Richard waved furiously for her to be quiet and disengaged the speakerphone. He pressed the phone to his ear and for a few moments, all he could hear was his own breathing. Darryl sounded surprised.
“You had me on speakerphone? What’s your sister talking about?”
“Cut the bullshit Darryl. You never were a convincing actor. I can’t believe you would do something like this to me!”
“You got a lot of nerve passing judgement on me. Did you ever stop and think about what happened to me when you left the force?”
“What do you mean? You were friends with half the guys on the force. I knew you’d be fine.”
“Wrong, we hung out but those dudes weren’t my friends. There’s a big difference.”
“You lost me.”
“Just ’cause I watched the game and drank a few beers with them doesn’t mean they could be trusted. Do you know what it’s like to be surrounded by backstabbers and liars?”
“As a matter-of-fact I do. Why do you think I left the force Darryl? It became impossible to tell the good guys apart from the bad guys.”
“That’s the way life is man. Ain’t nothing completely black and white. There’s always gonna be gray areas. But at least when we were partners, we watched each other’s back.”
“See that’s just it Darryl. I started feeling like I was on my own.”
“That’s cold man. How could you say something like that? I’ve always had your back, even when the others tried to talk me out of it.”
“Are you….okay, just for the sake of argument let’s say that’s true. Why stab me in the back tonight?”
“Remember what I said about gray areas? A lot has gone down since you left the force. I got in a jam and Foster helped me out. I owed him.”
“So you were willing to let him shoot me to pay down your debt?”
“What? That wasn’t the agreement. He was just going to confront you. Maybe scare you…”
“Throw me in jail, and make sure I have a record.”
“No man, he wouldn’t…”
“You can’t be that naive! Do you really think that asshole would let me off for breaking and entering with a slap on the wrist and a stern lecture? That’s just insulting!”
Richard abruptly ended the call, not wanting to hear anymore of Darryl’s excuses. He snatched up the binoculars and waited for Foster’s cellphone to ring. The call came and it felt good to see Foster’s consternation as Darryl broke the news. Richard laughed, despite his own irritation.
“What is it Richard?”
“Foster is pissed off. He’s just found out that I won’t be coming out to play tonight. But as enjoyable as it is to disappoint him, it’s a little disturbing that the man is so determined to bring me down.”
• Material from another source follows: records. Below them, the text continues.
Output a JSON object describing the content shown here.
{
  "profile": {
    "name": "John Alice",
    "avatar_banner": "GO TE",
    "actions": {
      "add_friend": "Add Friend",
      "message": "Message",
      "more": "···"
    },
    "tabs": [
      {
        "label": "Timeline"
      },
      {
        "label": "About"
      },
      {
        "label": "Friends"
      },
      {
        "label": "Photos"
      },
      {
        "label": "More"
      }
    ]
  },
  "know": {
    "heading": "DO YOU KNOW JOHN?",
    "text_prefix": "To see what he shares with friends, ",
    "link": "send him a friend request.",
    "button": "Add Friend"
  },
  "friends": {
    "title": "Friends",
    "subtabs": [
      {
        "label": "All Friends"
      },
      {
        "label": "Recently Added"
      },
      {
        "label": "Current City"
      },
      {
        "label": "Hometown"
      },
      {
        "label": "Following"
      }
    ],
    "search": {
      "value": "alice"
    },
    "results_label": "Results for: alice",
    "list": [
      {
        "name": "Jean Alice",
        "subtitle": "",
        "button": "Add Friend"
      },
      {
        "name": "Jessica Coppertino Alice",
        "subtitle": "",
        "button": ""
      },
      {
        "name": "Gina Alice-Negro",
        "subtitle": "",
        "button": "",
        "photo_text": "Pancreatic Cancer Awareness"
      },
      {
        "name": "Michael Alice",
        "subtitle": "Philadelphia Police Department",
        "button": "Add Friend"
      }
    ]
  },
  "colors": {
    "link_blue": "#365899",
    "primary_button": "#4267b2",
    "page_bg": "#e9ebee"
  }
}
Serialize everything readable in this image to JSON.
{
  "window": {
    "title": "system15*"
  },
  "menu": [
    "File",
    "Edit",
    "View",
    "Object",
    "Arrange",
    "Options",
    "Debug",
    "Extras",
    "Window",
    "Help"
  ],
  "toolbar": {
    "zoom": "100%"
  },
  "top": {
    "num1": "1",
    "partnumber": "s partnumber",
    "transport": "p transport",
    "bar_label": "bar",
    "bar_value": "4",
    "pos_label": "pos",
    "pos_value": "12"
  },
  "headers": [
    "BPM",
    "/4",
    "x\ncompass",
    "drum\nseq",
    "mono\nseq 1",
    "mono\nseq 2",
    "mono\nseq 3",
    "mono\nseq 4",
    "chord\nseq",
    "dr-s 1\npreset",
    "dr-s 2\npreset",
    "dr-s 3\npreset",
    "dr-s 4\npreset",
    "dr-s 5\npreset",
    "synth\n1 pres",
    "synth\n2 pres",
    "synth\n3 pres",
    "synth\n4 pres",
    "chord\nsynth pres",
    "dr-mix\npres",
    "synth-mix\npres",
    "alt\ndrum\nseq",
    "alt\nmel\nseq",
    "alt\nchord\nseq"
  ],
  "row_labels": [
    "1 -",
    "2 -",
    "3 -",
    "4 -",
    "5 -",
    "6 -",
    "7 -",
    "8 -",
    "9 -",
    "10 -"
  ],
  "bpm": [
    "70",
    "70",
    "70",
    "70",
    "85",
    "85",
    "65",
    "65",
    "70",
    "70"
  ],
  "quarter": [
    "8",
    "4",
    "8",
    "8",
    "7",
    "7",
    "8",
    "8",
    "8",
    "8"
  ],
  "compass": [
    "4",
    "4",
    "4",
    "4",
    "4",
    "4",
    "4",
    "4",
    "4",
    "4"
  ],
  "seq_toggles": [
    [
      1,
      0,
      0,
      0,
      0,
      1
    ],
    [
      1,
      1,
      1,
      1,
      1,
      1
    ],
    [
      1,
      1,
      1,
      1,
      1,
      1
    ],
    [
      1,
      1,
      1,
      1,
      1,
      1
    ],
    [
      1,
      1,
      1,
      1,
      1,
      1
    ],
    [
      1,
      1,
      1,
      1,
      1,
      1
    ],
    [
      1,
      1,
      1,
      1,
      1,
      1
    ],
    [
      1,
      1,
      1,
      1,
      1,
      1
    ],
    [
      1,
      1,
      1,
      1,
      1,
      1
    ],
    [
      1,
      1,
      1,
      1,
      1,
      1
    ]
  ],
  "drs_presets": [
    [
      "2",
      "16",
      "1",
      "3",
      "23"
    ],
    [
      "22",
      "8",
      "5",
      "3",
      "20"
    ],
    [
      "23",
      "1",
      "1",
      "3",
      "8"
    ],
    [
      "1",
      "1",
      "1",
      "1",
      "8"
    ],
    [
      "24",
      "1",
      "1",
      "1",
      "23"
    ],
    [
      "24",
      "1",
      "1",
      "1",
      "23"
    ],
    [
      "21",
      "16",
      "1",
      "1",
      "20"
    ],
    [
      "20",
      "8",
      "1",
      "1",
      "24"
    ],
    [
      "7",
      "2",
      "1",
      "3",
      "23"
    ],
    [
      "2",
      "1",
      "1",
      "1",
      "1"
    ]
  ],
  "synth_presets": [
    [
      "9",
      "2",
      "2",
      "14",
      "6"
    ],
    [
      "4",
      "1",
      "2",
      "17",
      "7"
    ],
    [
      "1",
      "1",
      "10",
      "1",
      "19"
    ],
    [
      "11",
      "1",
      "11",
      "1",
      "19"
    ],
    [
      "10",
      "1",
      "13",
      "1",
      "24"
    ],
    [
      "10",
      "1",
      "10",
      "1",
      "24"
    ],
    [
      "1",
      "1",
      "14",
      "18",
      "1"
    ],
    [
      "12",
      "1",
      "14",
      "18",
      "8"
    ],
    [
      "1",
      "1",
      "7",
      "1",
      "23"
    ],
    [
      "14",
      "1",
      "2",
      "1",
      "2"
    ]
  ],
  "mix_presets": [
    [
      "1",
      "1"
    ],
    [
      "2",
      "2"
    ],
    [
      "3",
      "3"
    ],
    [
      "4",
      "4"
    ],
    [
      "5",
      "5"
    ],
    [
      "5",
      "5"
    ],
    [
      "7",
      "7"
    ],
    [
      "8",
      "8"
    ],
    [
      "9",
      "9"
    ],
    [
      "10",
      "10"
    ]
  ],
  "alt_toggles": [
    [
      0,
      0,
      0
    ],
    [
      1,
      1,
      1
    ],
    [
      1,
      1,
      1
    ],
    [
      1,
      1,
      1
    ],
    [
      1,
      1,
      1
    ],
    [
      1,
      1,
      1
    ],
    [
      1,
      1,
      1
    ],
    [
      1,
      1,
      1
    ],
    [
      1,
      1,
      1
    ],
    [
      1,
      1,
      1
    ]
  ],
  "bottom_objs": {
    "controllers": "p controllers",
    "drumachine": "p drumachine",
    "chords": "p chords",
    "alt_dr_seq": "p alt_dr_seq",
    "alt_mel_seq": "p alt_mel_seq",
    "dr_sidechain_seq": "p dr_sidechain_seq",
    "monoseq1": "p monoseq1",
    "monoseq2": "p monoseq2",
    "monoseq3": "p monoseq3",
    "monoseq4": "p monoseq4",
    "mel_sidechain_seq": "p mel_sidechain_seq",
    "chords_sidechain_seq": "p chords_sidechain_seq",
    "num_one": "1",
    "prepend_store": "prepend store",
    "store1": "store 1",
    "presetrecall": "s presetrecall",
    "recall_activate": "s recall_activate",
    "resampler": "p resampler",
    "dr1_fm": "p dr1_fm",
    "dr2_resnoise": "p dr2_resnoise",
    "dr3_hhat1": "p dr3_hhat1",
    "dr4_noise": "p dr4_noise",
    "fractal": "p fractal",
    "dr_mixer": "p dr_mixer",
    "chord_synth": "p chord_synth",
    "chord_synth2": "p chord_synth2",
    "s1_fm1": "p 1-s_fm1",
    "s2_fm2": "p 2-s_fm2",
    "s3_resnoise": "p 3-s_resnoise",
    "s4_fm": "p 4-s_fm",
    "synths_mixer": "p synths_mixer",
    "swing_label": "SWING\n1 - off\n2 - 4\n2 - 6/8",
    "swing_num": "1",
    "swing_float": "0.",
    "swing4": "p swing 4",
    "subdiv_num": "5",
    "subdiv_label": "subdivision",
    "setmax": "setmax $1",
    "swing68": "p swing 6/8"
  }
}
“That part makes no sense to me. If Foster hates you so much, why would he wait all these years to come after you?”
“Who knows why hate filled people do anything?”
“No, really Richard. Think about it. You didn’t start having problems with Foster until you started nosing around that warehouse.”
“You may have something there. Foster has always been a little crooked. Maybe someone is paying him to run me off.”
“Exactly…so what’s our next move?”
“Well, since all my troubles started with that warehouse, I say we track down the owner and look into the business that was operating out of that place.”
“How do we do that? You’re not a cop anymore.”
“No, but our brother is an investigative journalist.”